Sabe-se, com certa tranquilidade, quem sabe Direito penal e seus fundamentos, assim como os fundamentos dos fundamentos; e por isso seria conveniente ouvir - levando-se a sério - as pessoas altamente especializadas das Universidades, assim como aquelas que estudaram Direito penal a vida inteira. Eles não só foram esquecidos (sente-se que propositadamente: e para isso o tal argumento ajuda a concluir) como, agora, são acusados pelo que são, o que é ofensivo.

Com isso não se quer dizer que se não tinha gente (muito) boa na Comissão -e se tem boa consciência das votações envolvidas, inclusive as razões por que alguns dela saíram-, muito menos que ela não poderia ter feito o anteprojeto, mas, verdade seja dita, ela fez o anteprojeto que fez ou podia fazer, o que se não pode negar. Por evidente, seria difícil imaginar que dela saísse outra coisa que não aquilo que saiu. Há, porém, que respeitar o esforço que se fez, embora do lugar do respeito não se possa tirar a qualidade que um novo CP deva ter. Assim, era preciso ter humildade e consciência das próprias limitações de modo a se pensar no objetivo maior que era o esboço de novo CP para a nação brasileira, razão por que os grandes conhecedores da matéria acabaram fora, como sabem todos. A prática, então, imperou (mas qual prática?); e isso demonstra o caráter que regeu a elaboração do anteprojeto de Código. É uma pena porque, desse modo, não se deve aproveitar muito do que foi feito; e se for aproveitado, vai-se pagar o preço por isso. O indicativo, nessas alturas, é a presidente da República chamar para si a responsabilidade e começar tudo novamente.
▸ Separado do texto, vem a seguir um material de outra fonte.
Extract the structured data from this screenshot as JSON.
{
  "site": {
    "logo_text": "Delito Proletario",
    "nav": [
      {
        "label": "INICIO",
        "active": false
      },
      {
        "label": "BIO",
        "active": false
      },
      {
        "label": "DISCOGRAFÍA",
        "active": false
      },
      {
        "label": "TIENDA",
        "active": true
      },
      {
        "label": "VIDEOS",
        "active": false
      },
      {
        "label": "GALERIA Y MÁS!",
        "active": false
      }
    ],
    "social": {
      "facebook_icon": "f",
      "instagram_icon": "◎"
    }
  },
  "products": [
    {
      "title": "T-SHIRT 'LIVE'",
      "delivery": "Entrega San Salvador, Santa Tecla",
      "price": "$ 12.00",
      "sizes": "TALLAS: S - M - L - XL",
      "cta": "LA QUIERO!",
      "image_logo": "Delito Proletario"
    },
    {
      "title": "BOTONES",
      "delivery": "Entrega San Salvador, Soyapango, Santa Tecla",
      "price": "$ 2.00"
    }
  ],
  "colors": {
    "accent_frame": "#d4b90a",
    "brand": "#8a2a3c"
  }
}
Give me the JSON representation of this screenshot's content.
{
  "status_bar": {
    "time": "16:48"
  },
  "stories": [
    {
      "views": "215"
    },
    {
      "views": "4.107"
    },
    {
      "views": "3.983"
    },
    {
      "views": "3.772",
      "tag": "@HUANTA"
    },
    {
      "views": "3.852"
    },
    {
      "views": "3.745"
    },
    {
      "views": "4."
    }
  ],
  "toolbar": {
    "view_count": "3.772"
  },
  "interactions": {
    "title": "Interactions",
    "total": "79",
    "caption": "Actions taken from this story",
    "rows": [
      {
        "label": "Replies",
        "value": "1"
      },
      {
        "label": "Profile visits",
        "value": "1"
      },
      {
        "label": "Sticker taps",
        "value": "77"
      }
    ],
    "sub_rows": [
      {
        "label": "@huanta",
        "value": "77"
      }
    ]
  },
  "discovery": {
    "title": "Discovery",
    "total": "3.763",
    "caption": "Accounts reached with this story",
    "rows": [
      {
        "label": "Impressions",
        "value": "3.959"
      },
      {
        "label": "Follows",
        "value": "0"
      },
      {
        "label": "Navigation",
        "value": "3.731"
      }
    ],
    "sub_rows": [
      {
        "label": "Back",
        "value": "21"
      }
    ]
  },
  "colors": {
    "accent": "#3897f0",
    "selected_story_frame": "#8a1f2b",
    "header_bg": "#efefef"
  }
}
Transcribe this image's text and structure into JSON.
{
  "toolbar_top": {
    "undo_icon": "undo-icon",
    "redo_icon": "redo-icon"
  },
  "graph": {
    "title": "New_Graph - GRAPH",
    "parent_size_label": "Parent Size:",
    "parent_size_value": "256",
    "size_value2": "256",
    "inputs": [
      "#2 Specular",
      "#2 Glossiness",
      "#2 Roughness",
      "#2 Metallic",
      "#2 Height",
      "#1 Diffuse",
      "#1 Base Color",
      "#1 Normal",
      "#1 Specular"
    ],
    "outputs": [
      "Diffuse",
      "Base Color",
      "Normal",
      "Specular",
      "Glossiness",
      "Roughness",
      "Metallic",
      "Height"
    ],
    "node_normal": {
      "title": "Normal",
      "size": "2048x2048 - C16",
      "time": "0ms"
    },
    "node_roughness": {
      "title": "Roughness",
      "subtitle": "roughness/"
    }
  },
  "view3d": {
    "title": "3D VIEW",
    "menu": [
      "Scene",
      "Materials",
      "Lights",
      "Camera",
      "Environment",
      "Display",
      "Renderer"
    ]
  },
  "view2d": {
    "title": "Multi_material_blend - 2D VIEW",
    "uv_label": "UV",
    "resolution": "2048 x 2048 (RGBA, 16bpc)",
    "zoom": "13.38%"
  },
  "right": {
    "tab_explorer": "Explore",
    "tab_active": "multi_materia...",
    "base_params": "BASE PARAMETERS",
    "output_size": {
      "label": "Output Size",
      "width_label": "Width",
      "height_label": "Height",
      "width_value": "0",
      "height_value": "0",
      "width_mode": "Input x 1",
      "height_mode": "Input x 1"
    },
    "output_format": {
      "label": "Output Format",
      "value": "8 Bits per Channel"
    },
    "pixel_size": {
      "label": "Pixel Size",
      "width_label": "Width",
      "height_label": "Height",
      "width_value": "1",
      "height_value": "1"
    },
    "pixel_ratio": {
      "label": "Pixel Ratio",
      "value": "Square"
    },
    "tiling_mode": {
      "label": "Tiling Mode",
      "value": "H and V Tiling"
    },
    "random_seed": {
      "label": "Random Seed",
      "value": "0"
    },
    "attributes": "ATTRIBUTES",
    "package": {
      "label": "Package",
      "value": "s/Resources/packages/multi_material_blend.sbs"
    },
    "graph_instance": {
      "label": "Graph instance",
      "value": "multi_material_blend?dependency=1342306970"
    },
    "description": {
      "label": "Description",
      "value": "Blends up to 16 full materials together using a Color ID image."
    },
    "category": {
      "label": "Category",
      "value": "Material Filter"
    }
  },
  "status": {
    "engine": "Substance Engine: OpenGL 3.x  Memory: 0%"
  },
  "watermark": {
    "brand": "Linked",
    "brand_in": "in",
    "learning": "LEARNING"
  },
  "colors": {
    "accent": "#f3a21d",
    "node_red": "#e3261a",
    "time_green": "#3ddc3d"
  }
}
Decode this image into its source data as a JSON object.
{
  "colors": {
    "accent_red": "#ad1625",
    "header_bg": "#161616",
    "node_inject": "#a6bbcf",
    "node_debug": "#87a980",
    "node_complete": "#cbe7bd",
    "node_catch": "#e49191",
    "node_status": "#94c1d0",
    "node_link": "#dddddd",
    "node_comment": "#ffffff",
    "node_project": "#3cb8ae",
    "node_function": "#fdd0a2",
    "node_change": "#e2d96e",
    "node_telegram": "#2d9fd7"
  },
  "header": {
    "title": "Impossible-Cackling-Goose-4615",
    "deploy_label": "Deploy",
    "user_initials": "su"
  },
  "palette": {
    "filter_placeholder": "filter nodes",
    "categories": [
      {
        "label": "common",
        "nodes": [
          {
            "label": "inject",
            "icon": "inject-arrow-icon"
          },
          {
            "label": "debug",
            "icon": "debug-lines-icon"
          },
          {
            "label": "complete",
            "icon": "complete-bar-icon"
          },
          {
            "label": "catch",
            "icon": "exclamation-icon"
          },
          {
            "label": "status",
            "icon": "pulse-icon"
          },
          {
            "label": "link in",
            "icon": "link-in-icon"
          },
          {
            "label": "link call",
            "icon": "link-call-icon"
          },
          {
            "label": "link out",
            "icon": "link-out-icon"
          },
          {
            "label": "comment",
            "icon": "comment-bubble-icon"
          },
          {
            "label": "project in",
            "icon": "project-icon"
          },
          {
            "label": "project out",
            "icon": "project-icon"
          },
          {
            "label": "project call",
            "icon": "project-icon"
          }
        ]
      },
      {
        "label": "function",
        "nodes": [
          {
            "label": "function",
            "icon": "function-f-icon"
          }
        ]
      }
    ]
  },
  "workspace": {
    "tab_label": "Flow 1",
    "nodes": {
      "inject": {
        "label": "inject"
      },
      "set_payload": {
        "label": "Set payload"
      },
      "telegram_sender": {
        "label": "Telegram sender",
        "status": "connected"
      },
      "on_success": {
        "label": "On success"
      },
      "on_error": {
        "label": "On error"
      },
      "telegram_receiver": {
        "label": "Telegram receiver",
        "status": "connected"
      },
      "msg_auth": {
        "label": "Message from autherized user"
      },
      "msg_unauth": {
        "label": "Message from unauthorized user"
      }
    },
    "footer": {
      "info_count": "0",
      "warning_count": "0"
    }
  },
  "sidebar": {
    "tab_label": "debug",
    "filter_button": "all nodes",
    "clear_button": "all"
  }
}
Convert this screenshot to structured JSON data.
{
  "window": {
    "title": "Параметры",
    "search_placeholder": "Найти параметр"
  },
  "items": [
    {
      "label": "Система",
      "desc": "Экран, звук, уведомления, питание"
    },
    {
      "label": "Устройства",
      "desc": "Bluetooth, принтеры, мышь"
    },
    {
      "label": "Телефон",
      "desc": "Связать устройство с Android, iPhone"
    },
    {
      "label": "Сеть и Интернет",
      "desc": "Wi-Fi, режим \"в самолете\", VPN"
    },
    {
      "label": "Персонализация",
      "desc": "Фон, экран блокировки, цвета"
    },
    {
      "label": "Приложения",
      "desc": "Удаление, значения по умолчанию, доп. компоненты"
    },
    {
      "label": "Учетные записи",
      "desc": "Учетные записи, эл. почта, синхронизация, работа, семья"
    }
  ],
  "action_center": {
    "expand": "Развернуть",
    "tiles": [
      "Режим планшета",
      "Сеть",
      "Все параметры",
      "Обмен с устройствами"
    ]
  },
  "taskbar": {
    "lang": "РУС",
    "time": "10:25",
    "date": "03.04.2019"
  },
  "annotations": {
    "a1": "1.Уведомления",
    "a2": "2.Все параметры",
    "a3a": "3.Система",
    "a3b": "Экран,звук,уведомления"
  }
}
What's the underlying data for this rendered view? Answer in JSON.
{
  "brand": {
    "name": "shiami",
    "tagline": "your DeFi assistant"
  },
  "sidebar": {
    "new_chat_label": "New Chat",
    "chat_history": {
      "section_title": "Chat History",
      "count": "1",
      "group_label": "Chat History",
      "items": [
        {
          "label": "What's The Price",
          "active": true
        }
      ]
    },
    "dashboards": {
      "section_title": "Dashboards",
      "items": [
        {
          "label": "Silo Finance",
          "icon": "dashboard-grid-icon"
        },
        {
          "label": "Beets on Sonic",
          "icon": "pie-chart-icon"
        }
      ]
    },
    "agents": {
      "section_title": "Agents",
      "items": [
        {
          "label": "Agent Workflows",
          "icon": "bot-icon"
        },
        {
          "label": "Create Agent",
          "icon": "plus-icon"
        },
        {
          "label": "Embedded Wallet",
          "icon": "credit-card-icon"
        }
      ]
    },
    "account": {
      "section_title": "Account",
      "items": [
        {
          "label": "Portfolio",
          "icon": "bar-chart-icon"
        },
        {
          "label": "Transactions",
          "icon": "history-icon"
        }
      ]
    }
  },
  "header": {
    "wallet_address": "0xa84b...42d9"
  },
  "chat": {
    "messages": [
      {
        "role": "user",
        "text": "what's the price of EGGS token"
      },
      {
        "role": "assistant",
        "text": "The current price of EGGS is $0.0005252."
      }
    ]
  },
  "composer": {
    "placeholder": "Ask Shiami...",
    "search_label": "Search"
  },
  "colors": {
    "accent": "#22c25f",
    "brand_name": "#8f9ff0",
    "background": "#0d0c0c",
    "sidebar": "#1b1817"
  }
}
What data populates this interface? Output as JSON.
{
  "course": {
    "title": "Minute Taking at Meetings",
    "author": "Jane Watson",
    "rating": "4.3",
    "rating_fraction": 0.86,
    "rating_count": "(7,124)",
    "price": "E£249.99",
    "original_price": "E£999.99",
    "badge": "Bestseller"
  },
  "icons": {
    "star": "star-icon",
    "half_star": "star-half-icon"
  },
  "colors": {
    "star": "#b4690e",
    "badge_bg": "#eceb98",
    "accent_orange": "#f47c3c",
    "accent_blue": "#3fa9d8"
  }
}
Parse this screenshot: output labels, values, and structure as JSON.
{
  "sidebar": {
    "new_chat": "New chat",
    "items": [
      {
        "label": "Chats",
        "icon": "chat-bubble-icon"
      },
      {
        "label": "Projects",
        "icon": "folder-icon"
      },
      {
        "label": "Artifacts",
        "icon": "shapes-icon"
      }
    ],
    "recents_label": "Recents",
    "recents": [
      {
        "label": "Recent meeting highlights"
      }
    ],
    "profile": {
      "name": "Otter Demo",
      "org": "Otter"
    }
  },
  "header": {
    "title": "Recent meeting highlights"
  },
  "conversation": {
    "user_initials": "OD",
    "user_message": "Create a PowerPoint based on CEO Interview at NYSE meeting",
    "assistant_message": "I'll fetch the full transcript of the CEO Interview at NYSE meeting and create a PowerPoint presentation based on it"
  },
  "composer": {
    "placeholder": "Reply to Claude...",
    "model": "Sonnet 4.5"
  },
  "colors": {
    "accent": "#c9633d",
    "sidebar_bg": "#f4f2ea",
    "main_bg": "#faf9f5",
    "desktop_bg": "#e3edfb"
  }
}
Por outro lado, demonstrando o caráter pragmático e desvinculado dos estudos sobre os temas básicos foi-se a pontos estruturais como, por exemplo, com a questão da responsabilidade penal da pessoa jurídica. Ora, ela é trazida como necessária à proteção da sociedade quando, como não poderia deixar de ser, sabe-se que o coletivo nada mais é, para esse efeito, que a reunião do individual e, assim, este é que deve ser protegido daquele. Faz-se, no anteprojeto, nesse ponto, exatamente o contrário do que o Direito penal deve ser: ao invés de se questionar a necessidade e a própria existência de uma responsabilidade da pessoa jurídica, parte-se do pressuposto de que ela existe, é necessária e merece sanção.